Claims leakage is defined as the difference between the actual claim payment made and the amount that should have been paid if all industry leading practices were applied. Leakage is caused by deviations from established industry or company standards and leading practices. With rising competitive pressures resulting in emphasis on efficiencies, health insurers across the globe are relying on extensive health claims process reviews to identify the leakage, quantify the leakage, investigate the root causes of leakage and implement corrective action plans.

It is well known that claims leakage is driven disproportionately by specific types of claims, especially those claims for which the drivers of development are not well understood early in the claims process. Health claims process reviews often involve extensive manual investigations to understand these drivers, including inefficient treatment procedures, anomalous claim amount, incorrect coverage identification, fraudulent claims, and more. While this in-depth analysis (known as analysis of likely claim progressions) can help capture some part of leakage, manual leakage identification is equivalent to finding a needle in haystack, given the large number and complexity of claims.

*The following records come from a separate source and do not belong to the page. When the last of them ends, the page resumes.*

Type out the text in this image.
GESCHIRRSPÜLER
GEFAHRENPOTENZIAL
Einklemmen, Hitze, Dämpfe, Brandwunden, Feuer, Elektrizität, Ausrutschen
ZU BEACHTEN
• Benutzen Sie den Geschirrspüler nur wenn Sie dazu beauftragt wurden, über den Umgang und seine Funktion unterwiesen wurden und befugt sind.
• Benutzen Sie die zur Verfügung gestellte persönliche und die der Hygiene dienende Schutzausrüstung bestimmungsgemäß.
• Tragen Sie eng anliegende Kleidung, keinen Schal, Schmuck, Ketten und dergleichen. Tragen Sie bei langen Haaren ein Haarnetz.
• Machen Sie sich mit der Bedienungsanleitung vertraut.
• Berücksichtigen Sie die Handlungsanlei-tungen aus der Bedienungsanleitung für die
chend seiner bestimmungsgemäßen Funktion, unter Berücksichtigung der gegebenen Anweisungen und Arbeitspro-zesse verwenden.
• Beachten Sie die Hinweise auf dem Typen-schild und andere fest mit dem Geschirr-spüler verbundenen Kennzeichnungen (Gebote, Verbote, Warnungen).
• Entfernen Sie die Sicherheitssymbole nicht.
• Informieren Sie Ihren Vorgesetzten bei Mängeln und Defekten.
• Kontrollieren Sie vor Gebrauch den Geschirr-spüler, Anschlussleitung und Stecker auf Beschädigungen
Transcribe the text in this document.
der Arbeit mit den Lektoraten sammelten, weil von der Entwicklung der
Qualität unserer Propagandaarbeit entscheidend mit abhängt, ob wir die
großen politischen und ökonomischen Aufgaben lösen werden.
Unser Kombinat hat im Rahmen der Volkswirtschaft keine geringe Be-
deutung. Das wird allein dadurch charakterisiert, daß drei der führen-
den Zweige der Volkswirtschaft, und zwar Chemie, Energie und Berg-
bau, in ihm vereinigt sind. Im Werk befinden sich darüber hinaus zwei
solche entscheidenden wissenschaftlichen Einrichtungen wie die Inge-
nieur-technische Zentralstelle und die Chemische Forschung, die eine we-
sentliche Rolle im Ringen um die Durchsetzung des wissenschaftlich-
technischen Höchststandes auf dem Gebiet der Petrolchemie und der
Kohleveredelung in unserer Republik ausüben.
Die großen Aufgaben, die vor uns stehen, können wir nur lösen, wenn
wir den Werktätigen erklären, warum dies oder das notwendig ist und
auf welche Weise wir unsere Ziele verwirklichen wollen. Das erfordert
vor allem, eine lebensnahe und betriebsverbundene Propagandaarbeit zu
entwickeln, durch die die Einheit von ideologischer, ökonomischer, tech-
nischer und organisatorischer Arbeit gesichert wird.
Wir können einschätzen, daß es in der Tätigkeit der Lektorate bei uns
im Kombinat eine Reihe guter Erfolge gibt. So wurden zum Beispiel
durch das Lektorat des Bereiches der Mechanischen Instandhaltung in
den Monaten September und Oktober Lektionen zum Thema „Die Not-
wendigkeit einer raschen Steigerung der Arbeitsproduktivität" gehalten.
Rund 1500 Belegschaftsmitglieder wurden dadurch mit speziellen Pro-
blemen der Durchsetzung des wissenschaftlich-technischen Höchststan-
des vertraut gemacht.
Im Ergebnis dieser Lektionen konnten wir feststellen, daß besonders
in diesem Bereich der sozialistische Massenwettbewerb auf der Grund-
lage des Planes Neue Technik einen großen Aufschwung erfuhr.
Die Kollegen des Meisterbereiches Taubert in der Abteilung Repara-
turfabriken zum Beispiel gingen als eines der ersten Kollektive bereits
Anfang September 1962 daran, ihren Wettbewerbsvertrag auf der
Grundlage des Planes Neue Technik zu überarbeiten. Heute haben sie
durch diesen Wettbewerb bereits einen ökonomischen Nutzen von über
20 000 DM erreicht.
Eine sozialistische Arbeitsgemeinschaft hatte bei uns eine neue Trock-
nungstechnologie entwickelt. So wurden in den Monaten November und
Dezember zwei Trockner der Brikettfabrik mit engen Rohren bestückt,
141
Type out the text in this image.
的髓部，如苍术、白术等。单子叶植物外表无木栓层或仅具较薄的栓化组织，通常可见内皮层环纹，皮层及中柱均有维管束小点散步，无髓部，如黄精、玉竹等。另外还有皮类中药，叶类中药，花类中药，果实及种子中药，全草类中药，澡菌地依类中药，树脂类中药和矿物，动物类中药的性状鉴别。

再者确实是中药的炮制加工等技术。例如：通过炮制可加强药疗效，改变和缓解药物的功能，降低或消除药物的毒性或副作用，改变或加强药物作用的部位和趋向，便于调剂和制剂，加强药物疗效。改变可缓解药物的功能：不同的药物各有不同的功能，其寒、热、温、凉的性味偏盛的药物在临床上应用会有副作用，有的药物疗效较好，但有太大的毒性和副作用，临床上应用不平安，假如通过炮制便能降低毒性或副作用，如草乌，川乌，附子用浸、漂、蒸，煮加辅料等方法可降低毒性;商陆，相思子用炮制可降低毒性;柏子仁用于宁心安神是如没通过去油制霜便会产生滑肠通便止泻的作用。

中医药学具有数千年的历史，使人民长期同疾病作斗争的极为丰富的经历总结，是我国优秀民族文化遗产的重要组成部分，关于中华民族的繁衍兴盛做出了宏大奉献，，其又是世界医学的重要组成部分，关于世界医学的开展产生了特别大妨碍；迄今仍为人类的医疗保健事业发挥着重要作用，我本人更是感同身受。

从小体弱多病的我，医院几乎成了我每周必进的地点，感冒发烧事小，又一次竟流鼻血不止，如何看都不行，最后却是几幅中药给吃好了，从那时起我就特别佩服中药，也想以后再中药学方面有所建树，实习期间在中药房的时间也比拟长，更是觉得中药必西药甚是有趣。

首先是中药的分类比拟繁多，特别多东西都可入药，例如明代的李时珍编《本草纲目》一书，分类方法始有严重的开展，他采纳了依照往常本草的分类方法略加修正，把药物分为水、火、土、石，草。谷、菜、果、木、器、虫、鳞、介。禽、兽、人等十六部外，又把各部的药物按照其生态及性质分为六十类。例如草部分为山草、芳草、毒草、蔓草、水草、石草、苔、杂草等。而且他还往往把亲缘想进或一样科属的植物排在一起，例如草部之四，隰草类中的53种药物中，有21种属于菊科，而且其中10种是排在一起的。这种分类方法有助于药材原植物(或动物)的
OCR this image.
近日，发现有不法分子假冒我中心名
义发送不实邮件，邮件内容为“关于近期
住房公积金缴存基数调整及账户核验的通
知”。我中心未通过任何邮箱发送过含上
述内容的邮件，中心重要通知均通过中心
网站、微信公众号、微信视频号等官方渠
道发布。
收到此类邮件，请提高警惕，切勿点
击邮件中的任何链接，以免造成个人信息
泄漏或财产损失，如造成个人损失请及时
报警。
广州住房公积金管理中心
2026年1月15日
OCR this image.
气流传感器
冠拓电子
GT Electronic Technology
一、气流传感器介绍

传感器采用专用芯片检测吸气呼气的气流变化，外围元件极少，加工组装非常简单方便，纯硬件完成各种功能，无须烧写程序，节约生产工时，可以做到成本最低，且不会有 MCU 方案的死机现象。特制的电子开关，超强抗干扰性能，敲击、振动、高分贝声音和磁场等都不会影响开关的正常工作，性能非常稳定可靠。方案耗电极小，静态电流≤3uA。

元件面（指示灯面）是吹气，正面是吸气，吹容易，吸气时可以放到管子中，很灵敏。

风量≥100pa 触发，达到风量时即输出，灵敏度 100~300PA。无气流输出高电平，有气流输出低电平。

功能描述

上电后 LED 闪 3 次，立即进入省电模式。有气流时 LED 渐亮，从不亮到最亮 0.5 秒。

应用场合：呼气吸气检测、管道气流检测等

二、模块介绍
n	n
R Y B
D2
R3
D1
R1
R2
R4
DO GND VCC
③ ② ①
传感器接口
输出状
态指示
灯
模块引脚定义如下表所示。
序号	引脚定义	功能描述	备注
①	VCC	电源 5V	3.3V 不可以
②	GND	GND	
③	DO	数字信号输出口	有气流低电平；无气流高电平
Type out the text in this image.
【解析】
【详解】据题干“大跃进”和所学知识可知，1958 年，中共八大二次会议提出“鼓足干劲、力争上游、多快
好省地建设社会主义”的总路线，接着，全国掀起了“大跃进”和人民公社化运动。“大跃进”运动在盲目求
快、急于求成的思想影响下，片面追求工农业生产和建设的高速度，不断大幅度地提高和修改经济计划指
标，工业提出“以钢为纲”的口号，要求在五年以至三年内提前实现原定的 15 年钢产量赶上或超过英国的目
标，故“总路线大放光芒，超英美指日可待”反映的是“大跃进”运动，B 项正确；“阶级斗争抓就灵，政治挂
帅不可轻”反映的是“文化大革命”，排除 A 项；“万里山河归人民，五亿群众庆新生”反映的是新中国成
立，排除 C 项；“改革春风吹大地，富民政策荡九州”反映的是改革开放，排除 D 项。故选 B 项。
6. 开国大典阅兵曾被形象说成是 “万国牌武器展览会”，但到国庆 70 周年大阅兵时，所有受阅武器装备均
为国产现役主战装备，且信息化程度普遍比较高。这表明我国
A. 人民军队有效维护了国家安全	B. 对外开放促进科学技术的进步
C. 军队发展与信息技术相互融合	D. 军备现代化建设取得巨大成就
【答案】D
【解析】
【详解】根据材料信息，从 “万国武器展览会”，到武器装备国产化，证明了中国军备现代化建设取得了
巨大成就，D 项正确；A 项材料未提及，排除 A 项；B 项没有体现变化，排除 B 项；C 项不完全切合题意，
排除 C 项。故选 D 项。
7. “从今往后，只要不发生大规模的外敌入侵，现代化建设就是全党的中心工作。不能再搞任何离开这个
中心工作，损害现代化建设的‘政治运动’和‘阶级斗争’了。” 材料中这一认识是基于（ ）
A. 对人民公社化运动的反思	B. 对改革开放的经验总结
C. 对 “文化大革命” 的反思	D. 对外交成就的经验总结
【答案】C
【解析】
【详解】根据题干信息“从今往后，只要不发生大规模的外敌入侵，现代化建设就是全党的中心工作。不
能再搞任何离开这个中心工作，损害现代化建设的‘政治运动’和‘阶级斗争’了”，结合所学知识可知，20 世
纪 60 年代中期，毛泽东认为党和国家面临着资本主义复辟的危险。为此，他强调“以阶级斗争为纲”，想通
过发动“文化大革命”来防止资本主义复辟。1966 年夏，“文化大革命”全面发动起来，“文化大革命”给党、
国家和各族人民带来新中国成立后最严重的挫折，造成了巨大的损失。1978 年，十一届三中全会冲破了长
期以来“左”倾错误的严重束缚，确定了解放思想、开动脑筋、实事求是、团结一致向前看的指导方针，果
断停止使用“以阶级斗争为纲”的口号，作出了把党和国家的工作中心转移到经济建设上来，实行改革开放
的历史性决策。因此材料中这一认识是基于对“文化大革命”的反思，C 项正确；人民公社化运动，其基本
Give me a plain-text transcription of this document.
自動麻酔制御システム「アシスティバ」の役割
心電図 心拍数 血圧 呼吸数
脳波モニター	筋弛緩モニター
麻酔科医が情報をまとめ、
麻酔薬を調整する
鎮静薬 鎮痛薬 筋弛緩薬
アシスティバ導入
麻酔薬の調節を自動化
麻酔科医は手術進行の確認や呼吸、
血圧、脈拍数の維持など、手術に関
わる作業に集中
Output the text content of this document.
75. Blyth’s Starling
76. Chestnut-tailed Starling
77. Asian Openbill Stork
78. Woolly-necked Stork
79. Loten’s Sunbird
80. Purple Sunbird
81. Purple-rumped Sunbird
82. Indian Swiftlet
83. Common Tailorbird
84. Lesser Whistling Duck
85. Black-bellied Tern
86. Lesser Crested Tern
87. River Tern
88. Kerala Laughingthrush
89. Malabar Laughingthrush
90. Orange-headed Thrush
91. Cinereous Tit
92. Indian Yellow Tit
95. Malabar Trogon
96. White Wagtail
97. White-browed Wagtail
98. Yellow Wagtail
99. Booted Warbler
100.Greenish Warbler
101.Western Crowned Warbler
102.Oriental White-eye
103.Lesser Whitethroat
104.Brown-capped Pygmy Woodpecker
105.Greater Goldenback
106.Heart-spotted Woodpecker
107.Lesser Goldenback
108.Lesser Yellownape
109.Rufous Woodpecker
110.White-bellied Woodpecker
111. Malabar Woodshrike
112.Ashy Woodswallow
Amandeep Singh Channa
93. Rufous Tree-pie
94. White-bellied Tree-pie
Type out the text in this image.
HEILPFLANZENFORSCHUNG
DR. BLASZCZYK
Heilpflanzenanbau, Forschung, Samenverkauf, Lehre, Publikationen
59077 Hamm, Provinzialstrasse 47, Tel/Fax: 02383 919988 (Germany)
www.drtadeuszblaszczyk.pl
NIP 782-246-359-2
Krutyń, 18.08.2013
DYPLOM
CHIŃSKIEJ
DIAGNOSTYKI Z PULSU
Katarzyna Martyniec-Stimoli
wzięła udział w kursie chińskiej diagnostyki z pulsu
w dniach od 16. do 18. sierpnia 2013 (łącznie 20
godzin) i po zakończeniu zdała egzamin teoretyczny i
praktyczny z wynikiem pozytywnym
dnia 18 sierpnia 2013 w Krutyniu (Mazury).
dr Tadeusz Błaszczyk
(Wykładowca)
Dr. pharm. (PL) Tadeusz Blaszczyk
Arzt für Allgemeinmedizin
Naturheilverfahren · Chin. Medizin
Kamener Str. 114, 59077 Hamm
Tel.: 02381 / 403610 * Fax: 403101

This is the primary motivation behind this research study, which illustrates the use of machine learning techniques, especially random forests and other ensemble tree-based models, for the purposes of health claims reviews and fraud/leakage identification. This research paper also illustrates why tree-based modelling methods are the best suited for this modelling problem, where the interaction of multiple factors plays a key role in the model outcomes. Finally, this paper also illustrates how the ensemble methods closely replicate the thought process of a human brain, thus enabling the model to capture the non-linear effects (such as co-morbidity) within the data, and discusses the suitability and shortcomings of each machine learning algorithm depending upon the business problem at hand.